# SQL Tutorial 4: Fill in the Blanks

-   Let's create a very small *in-memory database*

In [3]:
%load_ext sql
%config SqlMagic.autolimit = 0
%config SqlMagic.displaylimit = 0
%sql sqlite://

The sql extension is already loaded. To reload it, use:
  %reload_ext sql


In [4]:
%%sql
drop table if exists person;
create table person(
    person_id integer not null primary key,
    person_name text not null
);

drop table if exists job;
create table job(
    job_id integer not null primary key,
    job_name text not null
);

drop table if exists did;
create table did(
    person_fk integer not null,
    job_fk integer not null
);

insert into person values (1, "Alice"), (2, "Bob");
insert into job values (20, "cook"), (30, "clean");
insert into did values(1, 20), (1, 30), (2, 20);

In [5]:
%%sql
select * from person;

person_id,person_name
1,Alice
2,Bob


In [7]:
%%sql
    select * from job;

job_id,job_name
20,cook
30,clean


In [8]:
%%sql
select * from did;

person_fk,job_fk
1,20
1,30
2,20


-   We want a table that looks like this (with a count of 0 for Bob cleaning)

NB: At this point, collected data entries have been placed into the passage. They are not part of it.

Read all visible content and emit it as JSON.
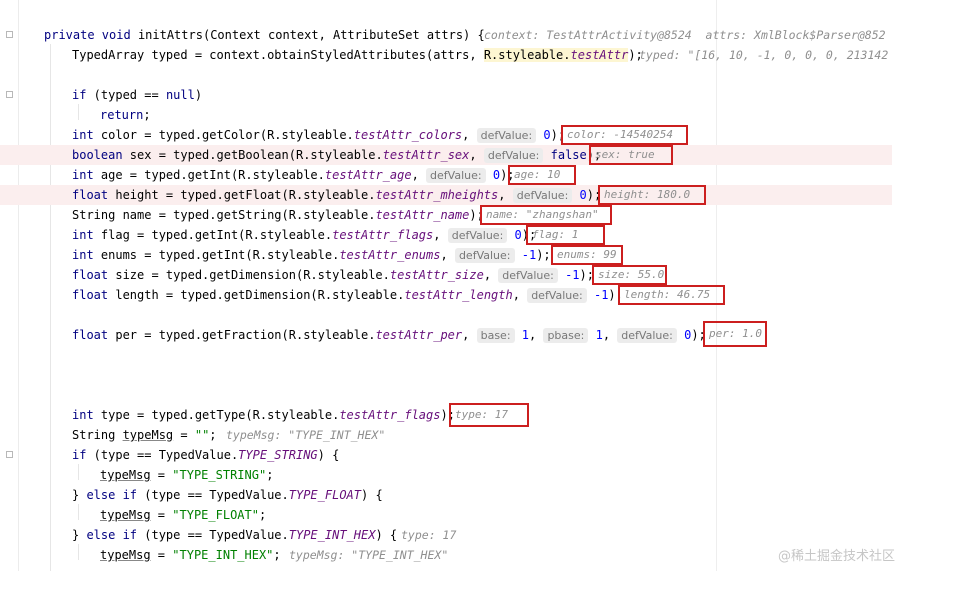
{
  "signature": {
    "modifiers": "private void",
    "method_name": "initAttrs",
    "params": "(Context context, AttributeSet attrs) {",
    "debug": "context: TestAttrActivity@8524  attrs: XmlBlock$Parser@852"
  },
  "typed_decl": {
    "code": "TypedArray typed = context.obtainStyledAttributes(attrs, ",
    "highlight": "R.styleable.",
    "field": "testAttr",
    "tail": ");",
    "debug": "typed: \"[16, 10, -1, 0, 0, 0, 213142"
  },
  "null_check": {
    "if_kw": "if",
    "cond_a": " (typed == ",
    "null_kw": "null",
    "cond_b": ")",
    "return_kw": "return",
    "return_tail": ";"
  },
  "get_calls": [
    {
      "type": "int",
      "var": " color = typed.getColor(R.styleable.",
      "field": "testAttr_colors",
      "sep": ",",
      "hint": "defValue:",
      "arg": "0",
      "close": ");",
      "debug": "color: -14540254"
    },
    {
      "type": "boolean",
      "var": " sex = typed.getBoolean(R.styleable.",
      "field": "testAttr_sex",
      "sep": ",",
      "hint": "defValue:",
      "arg": "false",
      "close": ");",
      "debug": "sex: true"
    },
    {
      "type": "int",
      "var": " age = typed.getInt(R.styleable.",
      "field": "testAttr_age",
      "sep": ",",
      "hint": "defValue:",
      "arg": "0",
      "close": ");",
      "debug": "age: 10"
    },
    {
      "type": "float",
      "var": " height = typed.getFloat(R.styleable.",
      "field": "testAttr_mheights",
      "sep": ",",
      "hint": "defValue:",
      "arg": "0",
      "close": ");",
      "debug": "height: 180.0"
    },
    {
      "type": "String",
      "var": " name = typed.getString(R.styleable.",
      "field": "testAttr_name",
      "sep": "",
      "hint": "",
      "arg": "",
      "close": ");",
      "debug": "name: \"zhangshan\""
    },
    {
      "type": "int",
      "var": " flag = typed.getInt(R.styleable.",
      "field": "testAttr_flags",
      "sep": ",",
      "hint": "defValue:",
      "arg": "0",
      "close": ");",
      "debug": "flag: 1"
    },
    {
      "type": "int",
      "var": " enums = typed.getInt(R.styleable.",
      "field": "testAttr_enums",
      "sep": ",",
      "hint": "defValue:",
      "arg": "-1",
      "close": ");",
      "debug": "enums: 99"
    },
    {
      "type": "float",
      "var": " size = typed.getDimension(R.styleable.",
      "field": "testAttr_size",
      "sep": ",",
      "hint": "defValue:",
      "arg": "-1",
      "close": ");",
      "debug": "size: 55.0"
    },
    {
      "type": "float",
      "var": " length = typed.getDimension(R.styleable.",
      "field": "testAttr_length",
      "sep": ",",
      "hint": "defValue:",
      "arg": "-1",
      "close": ");",
      "debug": "length: 46.75"
    }
  ],
  "fraction": {
    "type": "float",
    "var": " per = typed.getFraction(R.styleable.",
    "field": "testAttr_per",
    "hint_base": "base:",
    "val_base": "1",
    "hint_pbase": "pbase:",
    "val_pbase": "1",
    "hint_def": "defValue:",
    "val_def": "0",
    "close": ");",
    "debug": "per: 1.0"
  },
  "type_call": {
    "type": "int",
    "var": " type = typed.getType(R.styleable.",
    "field": "testAttr_flags",
    "close": ");",
    "debug": "type: 17"
  },
  "type_msg": {
    "decl_a": "String ",
    "var": "typeMsg",
    "decl_b": " = ",
    "str": "\"\"",
    "semi": ";",
    "debug": "typeMsg: \"TYPE_INT_HEX\""
  },
  "branches": [
    {
      "prefix": "",
      "kw": "if",
      "cond": " (type == TypedValue.",
      "const": "TYPE_STRING",
      "tail": ") {",
      "debug": "",
      "assign_var": "typeMsg",
      "assign_eq": " = ",
      "assign_str": "\"TYPE_STRING\"",
      "assign_semi": ";",
      "assign_debug": ""
    },
    {
      "prefix": "} ",
      "kw": "else if",
      "cond": " (type == TypedValue.",
      "const": "TYPE_FLOAT",
      "tail": ") {",
      "debug": "",
      "assign_var": "typeMsg",
      "assign_eq": " = ",
      "assign_str": "\"TYPE_FLOAT\"",
      "assign_semi": ";",
      "assign_debug": ""
    },
    {
      "prefix": "} ",
      "kw": "else if",
      "cond": " (type == TypedValue.",
      "const": "TYPE_INT_HEX",
      "tail": ") {",
      "debug": "type: 17",
      "assign_var": "typeMsg",
      "assign_eq": " = ",
      "assign_str": "\"TYPE_INT_HEX\"",
      "assign_semi": ";",
      "assign_debug": "typeMsg: \"TYPE_INT_HEX\""
    }
  ],
  "watermark": "@稀土掘金技术社区",
  "colors": {
    "keyword": "#000080",
    "field": "#660e7a",
    "string": "#008000",
    "number": "#0000ff",
    "debug_text": "#8f8f8f",
    "annotation_box": "#cc1f1f",
    "highlight_row": "#fbeeee"
  }
}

| person_name | job_name | num |
|-------------|----------|-----|
| Alice       | clean    | 1   |
| Alice       | cook     | 1   |
| Bob         | clean    | 0   |
| Bob         | cook     | 1   |

-   Let's use the join table `did` as in the previous lesson
-   The full join gives us 2×2×3=12 rows

In [9]:
%%sql
select *
from person join did join job;

person_id,person_name,person_fk,job_fk,job_id,job_name
1,Alice,1,20,20,cook
1,Alice,1,20,30,clean
1,Alice,1,30,20,cook
1,Alice,1,30,30,clean
1,Alice,2,20,20,cook
1,Alice,2,20,30,clean
2,Bob,1,20,20,cook
2,Bob,1,20,30,clean
2,Bob,1,30,20,cook
2,Bob,1,30,30,clean


-   Filter to keep only the rows that make sense (`person_id` matches `person_fk`, `job_id` matches `job_fk`), then count
-   Only gives us three rows

In [23]:
%%sql
select person_name, job_name, count(*)
from person join did join job
on person_id = person_fk and job_fk = job_id
group by person_id, job_id
order by person_id, job_id;

person_name,job_name,count(*)
Alice,cook,1
Alice,clean,1
Bob,cook,1


> Since all the columns in this database have distinct names,
> I'm saving a bit of typing by using `column` rather than `table.column`.
> Doing this is unsafe, and I should be ashamed of myself.

-   Trick is to join `person` and `job` first to create all (person, job) pairs
-   And then *left join* that with `did` to create a table with blanks

In [24]:
%%sql
select *
from
    (person cross join job)
    left join did on person_id = person_fk and job_id = job_fk;

person_id,person_name,job_id,job_name,person_fk,job_fk
1,Alice,20,cook,1.0,20.0
1,Alice,30,clean,1.0,30.0
2,Bob,20,cook,2.0,20.0
2,Bob,30,clean,,


-   If we `count(*)` we just get the number of rows again

In [25]:
%%sql
select person_name, job_name, count(*) as num
from
    (person cross join job)
    left join did on person_id = person_fk and job_id = job_fk
group by person_name, job_name
order by person_name, job_name;

person_name,job_name,num
Alice,clean,1
Alice,cook,1
Bob,clean,1
Bob,cook,1


-   But if we count the column containing `None`, we get 0 where we want

In [26]:
%%sql
select person_name, job_name, count(person_fk) as num
from
    (person cross join job)
    left join did on person_id = person_fk and job_id = job_fk
group by person_name, job_name
order by person_name, job_name;

person_name,job_name,num
Alice,clean,1
Alice,cook,1
Bob,clean,0
Bob,cook,1


-   We can make this a little clearer with a *common table expression* (CTE)
    -   Like a temporary convenience variable in a program

In [15]:
%%sql
with person_job as (
    select person_id, person_name, job_id, job_name
    from person cross join job
)
select * from person_job;

person_id,person_name,job_id,job_name
1,Alice,20,cook
1,Alice,30,clean
2,Bob,20,cook
2,Bob,30,clean


-   Let's use that

In [21]:
%%sql
with
person_job as (
    select person_id, person_name, job_id, job_name
    from person cross join job
)
select person_name, job_name, count(job_fk) as num
from person_job left join did
on person_job.person_id = did.person_fk and person_job.job_id = did.job_fk;

person_name,job_name,num
Alice,cook,3


-   Whoops: we forgot the `group by`, so the database gets to pick whatever row of output it wants
-   Let's try again

In [22]:
%%sql
with
person_job as (
    select person_id, person_name, job_id, job_name
    from person cross join job
)
select person_name, job_name, count(job_fk) as num
from person_job left join did
on person_id = person_fk and job_id = job_fk
group by person_name, job_name
order by person_name, job_name;

person_name,job_name,num
Alice,clean,1
Alice,cook,1
Bob,clean,0
Bob,cook,1